Vediamo come Equita SIM riassume e commenta nella sua nota odierna il dossier Bper-Carige, che porta l’Italia più vicina alla realizzazione del terzo polo bancario:

” Come atteso, nella serata di ieri Bper e e il Fitd hanno annunciato l’accordo per la cessione della quota dell’80% di Carige in mano al fondo interbancario, al termine della due diligence confirmatoria. L’accordo ricalca le condizioni presentate da Bper il 9 gennaio e in particolare:

  • Acquisizione per 1 euro della quota dell’80% di Carige detenuta dall’Fitd, successivo a un intervento patrimoniale di quest’ultimo nella banca di 530 milioni
  • Successivamente al closing, atteso entro il 30 giugno per poter beneficiare delle DTA (320 milioni post effetto fiscale), lancio di un’Opa per la quota restante del 20% di Carige un prezzo di 0,8 euro per azione (esborso 120mn) Il closing sarà soggetto alle autorizzazioni Antitrust e Bce.

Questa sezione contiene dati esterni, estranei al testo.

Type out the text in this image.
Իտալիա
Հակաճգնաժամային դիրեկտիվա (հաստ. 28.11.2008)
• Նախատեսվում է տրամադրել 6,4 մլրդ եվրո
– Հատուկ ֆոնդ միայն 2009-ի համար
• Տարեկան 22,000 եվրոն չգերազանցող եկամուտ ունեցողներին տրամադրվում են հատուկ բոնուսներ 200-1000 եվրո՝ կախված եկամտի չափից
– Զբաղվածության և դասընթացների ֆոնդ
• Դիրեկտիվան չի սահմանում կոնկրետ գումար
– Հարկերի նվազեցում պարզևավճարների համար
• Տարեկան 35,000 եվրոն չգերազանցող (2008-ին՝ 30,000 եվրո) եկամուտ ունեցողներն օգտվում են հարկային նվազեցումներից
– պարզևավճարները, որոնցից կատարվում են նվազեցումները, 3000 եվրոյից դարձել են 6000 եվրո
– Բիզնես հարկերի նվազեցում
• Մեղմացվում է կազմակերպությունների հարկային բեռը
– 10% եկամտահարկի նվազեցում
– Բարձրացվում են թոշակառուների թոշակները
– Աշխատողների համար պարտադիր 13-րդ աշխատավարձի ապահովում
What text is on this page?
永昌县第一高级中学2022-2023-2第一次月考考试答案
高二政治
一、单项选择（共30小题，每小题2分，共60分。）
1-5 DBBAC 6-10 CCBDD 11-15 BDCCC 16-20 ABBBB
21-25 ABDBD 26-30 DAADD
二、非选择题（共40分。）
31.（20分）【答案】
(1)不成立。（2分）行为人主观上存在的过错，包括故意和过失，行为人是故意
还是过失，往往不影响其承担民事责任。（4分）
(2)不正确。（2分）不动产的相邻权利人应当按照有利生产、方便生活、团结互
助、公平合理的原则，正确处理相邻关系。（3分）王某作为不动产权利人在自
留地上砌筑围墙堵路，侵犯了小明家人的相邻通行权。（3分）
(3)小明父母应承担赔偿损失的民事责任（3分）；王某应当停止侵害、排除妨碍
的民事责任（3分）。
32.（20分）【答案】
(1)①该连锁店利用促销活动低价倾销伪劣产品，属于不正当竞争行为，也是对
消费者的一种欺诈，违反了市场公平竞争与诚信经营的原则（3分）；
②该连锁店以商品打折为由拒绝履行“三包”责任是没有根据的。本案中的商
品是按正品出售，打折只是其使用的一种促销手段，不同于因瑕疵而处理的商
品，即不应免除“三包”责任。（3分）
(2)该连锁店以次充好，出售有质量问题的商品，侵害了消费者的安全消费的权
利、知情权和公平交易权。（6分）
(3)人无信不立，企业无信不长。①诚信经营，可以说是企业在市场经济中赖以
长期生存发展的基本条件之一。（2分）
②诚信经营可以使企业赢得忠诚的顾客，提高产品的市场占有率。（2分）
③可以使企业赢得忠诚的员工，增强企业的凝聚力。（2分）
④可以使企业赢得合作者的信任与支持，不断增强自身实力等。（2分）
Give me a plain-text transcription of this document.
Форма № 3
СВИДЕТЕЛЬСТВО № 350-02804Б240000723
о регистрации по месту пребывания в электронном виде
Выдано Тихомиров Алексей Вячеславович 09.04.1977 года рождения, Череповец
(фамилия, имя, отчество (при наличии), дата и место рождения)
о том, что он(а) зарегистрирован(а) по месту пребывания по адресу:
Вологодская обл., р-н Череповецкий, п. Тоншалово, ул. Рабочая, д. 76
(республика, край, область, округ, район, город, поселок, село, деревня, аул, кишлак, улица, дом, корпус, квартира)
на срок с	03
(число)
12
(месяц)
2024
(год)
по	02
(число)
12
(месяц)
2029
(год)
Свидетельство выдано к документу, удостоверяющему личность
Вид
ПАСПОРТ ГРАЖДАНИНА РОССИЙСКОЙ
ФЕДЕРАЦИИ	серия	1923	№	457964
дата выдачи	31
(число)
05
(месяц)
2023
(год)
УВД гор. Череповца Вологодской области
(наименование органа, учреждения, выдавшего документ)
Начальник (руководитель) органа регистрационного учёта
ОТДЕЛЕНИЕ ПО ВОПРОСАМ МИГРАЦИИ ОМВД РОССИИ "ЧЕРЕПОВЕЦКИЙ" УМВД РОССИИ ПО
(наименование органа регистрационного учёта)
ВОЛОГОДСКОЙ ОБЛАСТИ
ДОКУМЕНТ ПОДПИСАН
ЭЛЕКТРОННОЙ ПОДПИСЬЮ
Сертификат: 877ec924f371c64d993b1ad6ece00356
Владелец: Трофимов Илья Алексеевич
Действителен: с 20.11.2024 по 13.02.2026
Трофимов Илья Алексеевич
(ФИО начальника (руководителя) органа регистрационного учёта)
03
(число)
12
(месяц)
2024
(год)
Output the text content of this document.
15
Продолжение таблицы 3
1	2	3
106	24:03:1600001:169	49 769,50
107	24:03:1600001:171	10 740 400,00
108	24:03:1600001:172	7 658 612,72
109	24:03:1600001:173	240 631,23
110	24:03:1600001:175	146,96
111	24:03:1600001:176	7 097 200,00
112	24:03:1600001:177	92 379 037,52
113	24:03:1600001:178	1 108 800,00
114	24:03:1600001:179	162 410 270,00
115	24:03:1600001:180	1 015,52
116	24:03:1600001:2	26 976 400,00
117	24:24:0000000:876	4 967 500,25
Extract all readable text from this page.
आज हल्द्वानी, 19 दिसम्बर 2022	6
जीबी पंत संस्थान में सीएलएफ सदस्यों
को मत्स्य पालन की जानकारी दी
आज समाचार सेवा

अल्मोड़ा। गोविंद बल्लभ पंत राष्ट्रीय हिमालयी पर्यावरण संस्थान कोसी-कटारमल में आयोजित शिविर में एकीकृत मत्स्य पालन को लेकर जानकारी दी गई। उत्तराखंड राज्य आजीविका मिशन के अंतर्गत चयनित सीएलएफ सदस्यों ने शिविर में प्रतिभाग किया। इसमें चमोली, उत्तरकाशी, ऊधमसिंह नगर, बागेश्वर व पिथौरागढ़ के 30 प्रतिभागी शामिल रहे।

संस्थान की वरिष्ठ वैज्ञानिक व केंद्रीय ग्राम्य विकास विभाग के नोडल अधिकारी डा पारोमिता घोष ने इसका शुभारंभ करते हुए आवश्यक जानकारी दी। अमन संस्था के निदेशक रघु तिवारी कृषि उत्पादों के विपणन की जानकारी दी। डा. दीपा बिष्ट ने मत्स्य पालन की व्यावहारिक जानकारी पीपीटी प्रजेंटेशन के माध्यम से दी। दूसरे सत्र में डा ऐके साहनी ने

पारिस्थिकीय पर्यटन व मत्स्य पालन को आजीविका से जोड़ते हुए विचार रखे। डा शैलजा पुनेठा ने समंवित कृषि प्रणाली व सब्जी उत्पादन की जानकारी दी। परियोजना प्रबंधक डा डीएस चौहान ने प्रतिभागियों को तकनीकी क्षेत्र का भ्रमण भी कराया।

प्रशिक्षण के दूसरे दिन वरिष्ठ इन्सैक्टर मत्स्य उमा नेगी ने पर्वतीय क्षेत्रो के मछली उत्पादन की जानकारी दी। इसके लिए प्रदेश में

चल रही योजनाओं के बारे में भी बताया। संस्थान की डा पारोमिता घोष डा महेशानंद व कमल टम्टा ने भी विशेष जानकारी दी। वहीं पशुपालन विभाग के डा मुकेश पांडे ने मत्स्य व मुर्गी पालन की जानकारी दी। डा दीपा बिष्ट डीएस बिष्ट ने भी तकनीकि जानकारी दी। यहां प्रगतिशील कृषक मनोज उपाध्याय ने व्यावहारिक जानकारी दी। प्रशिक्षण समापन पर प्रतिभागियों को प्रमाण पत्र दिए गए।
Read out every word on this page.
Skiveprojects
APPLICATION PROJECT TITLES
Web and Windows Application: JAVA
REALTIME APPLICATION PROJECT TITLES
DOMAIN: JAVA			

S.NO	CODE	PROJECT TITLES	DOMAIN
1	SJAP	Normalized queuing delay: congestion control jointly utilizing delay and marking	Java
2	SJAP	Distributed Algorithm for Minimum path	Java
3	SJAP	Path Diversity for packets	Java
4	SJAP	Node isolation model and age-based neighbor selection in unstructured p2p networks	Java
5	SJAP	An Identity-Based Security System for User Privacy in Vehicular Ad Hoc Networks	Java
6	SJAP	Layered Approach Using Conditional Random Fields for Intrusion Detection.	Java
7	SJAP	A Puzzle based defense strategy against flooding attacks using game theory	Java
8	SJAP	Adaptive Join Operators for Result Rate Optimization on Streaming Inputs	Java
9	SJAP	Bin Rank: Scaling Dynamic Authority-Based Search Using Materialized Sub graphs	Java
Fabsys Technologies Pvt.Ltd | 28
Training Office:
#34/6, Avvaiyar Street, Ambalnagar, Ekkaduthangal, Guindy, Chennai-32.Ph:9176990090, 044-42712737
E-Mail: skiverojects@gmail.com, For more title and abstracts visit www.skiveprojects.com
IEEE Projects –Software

“BPE acquisirà dal FITD, per un ammontare di 5 milioni (pari al valore nominale) il prestito subordinato di Carige emesso nel 2018. Riteniamo che le condizioni poste da Bper sterilizzino i rischi del deal sul fronte patrimoniale e dell’asset quality , visto che – sulla base delle nostre stime – riteniamo che la ricapitalizzazione in Carige da parte dell’Fitd e la conversione di DTA dovrebbero permettere di coprire i costi di ristrutturazione/integrazione di Carige, con la combined entity che atterrerebbe con un CET1 in area 13% e un NPE Ratio <5%. Vediamo spazio per una EPS accretion mid single digit al 2023 e potenzialmente in crescita negli anni successivi a seguito del materializzarsi delle sinergie da funding.

“Ribadiamo il senso industriale dell’operazione – continua Andrea Lisi di Equita SIM – che permetterà a Bper di aumentare gli impieghi del 15% e di raggiungere una quota di mercato in termini di filiali di 10% circa (da attuale c.8%), crescendo specialmente in Liguria (dove Carige ha il 37% delle filiali). Giudichiamo la mossa di Bper efficace e che crea le premesse per la creazione di un terzo polo bancario in Italia. Il titolo tratta con un P/TE = 0.43x

Vincitore di questo accordo è, oltre alle banche direttamente interessate, Unipol, la compagnia assicurativa italiana guidata da Carlo Cimbri, che detiene una partecipazione del 19% in Bper e del 9% anche in Popolare di Sondrio, già data come preda appetibile e altro tassello destinato a partecipare alla creazione del terzo polo bancario.